Männern fehlt es häufiger an Selbstreflektion. Ist mir aufgefallen weil viele Männer einfach keine "richtigen" männlichen Freunde haben, mit denen Sie über tiefere Themen sprechen können. Die meisten Männerfreundschaften egal ob 20, 30, oder 60 bleiben auf einer konstanten Basis entwickeln sich aber weniger weiter und werden meist auch nicht tiefgründiger. Konstanz und Beständigkeit aber nicht emotional und schwankend
Egal ob ich es bei meiner Verwandschaft sehe oder bei meinen Freunden oder im weiteren Bekanntenkreis. Sehr viele Männer haben entweder so gut wie keine Freunde mehr und nur noch ihre Partnerin oder Schulfreunde oder Fussballkumpels.
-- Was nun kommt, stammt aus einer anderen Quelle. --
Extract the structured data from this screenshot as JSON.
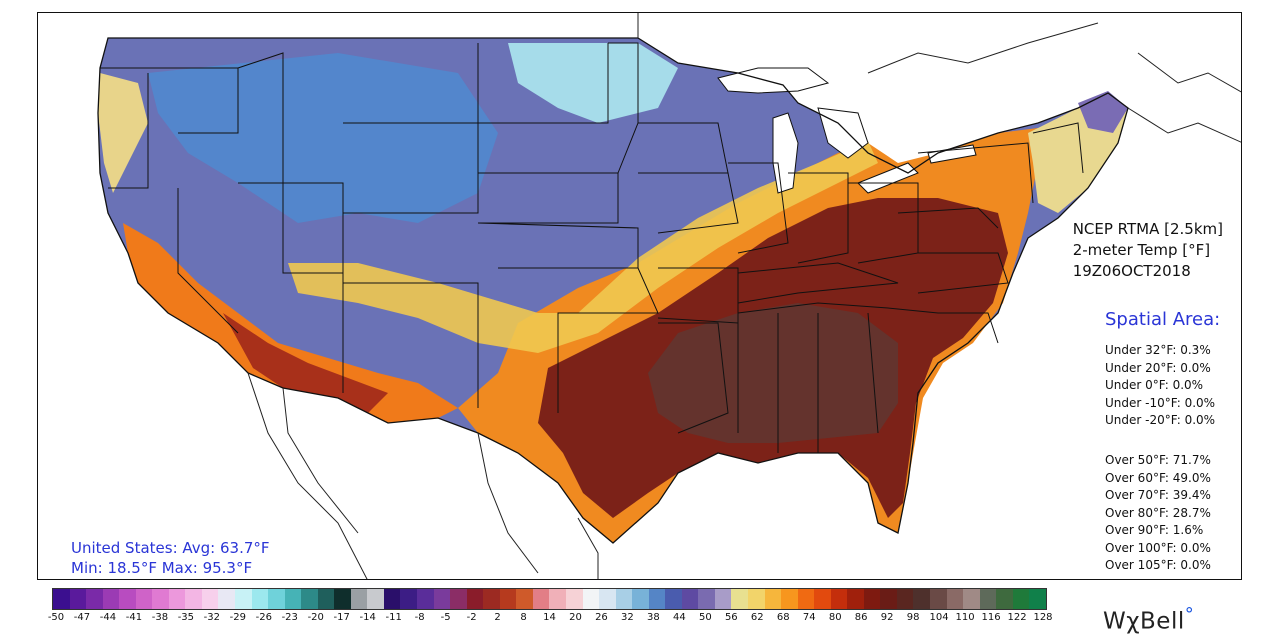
{
  "product": {
    "line1": "NCEP RTMA [2.5km]",
    "line2": "2-meter Temp [°F]",
    "line3": "19Z06OCT2018"
  },
  "spatial_area": {
    "title": "Spatial Area:",
    "under": [
      "Under 32°F: 0.3%",
      "Under 20°F: 0.0%",
      "Under 0°F: 0.0%",
      "Under -10°F: 0.0%",
      "Under -20°F: 0.0%"
    ],
    "over": [
      "Over 50°F: 71.7%",
      "Over 60°F: 49.0%",
      "Over 70°F: 39.4%",
      "Over 80°F: 28.7%",
      "Over 90°F: 1.6%",
      "Over 100°F: 0.0%",
      "Over 105°F: 0.0%"
    ]
  },
  "summary": {
    "line1": "United States: Avg:  63.7°F",
    "line2": "Min:  18.5°F Max:  95.3°F"
  },
  "colorbar": {
    "ticks": [
      "-50",
      "-47",
      "-44",
      "-41",
      "-38",
      "-35",
      "-32",
      "-29",
      "-26",
      "-23",
      "-20",
      "-17",
      "-14",
      "-11",
      "-8",
      "-5",
      "-2",
      "2",
      "8",
      "14",
      "20",
      "26",
      "32",
      "38",
      "44",
      "50",
      "56",
      "62",
      "68",
      "74",
      "80",
      "86",
      "92",
      "98",
      "104",
      "110",
      "116",
      "122",
      "128"
    ],
    "colors": [
      "#3b0f8f",
      "#5a1a9c",
      "#7a2aa8",
      "#9b3bb4",
      "#b84cc0",
      "#cf63c8",
      "#e07ad2",
      "#ec98dc",
      "#f3b6e4",
      "#f7d0ec",
      "#e8e8f4",
      "#c8f2f6",
      "#9ce8ee",
      "#6fd2da",
      "#46b3b6",
      "#2d8a88",
      "#1f5f5c",
      "#0f2e2c",
      "#9aa0a4",
      "#c8cace",
      "#2a0f6a",
      "#3c1d85",
      "#5a2d9a",
      "#7a3b9c",
      "#8b2d66",
      "#8a1c2a",
      "#9c2a22",
      "#b63a1e",
      "#cf5a2a",
      "#e27e86",
      "#f0b0b8",
      "#f6d2d6",
      "#f2f4f6",
      "#d8e6f2",
      "#a8cfe6",
      "#78b2d8",
      "#5585c6",
      "#4a5cae",
      "#5e4aa2",
      "#7a6bb0",
      "#a89cc8",
      "#e8e090",
      "#f2d46a",
      "#f6b63c",
      "#f7961e",
      "#f06a12",
      "#e24a0e",
      "#c42e0c",
      "#a0200c",
      "#7e1a10",
      "#6a1c16",
      "#5a2620",
      "#4e302c",
      "#6a4a46",
      "#8a6a66",
      "#a08a86",
      "#5e6a5a",
      "#3e6a3e",
      "#1f7a3a",
      "#10804a"
    ]
  },
  "map": {
    "palette": {
      "cold_purple": "#5b5aa8",
      "cold_blue": "#4f8fd0",
      "light_cyan": "#a6e2ea",
      "pale_yellow": "#ecdc8e",
      "yellow": "#f2c24e",
      "orange": "#f28a1a",
      "red_orange": "#d8501a",
      "dark_red": "#7a1f18",
      "brown_gray": "#5a3b36"
    }
  },
  "logo": {
    "text": "WχBell",
    "mark": "°"
  }
}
Richtig tiefe Gespräche, die auch emotional in die Tiefe gehen habe ich so gut wie immer nur bei Frauen erlebt.
Mag sein, dass ihre Mütter ihnen dass nicht beigebracht haben oder das Männer einfach eine andere Art von Freundschaft pflegen.
@ Stecher: Mag sein, dass du eine Ausnahme bist und sehr viel über dich und andere reflektierst und das Leben versuchst zu verstehen und zu analysieren. Aber schau mal deine Artgenossen an. Wenn ich alle Männer die ich irgendwie kenne in allen Altersklassen mir anschaue dann sehe ich da doch dass die allerwenigsten wirklich richtig gute Freunde haben, die mit Frauenfreundschaften vergleichbar wären.
Das ist keine Antwort auf die Frage: was denn mit den Männern los ist, aber wer in Freundschaften noch keine richtige tiefe gefunden hat, dem fällt es vielleicht auch schwer sich emotional in einer Beziehung richtig zu öffnen?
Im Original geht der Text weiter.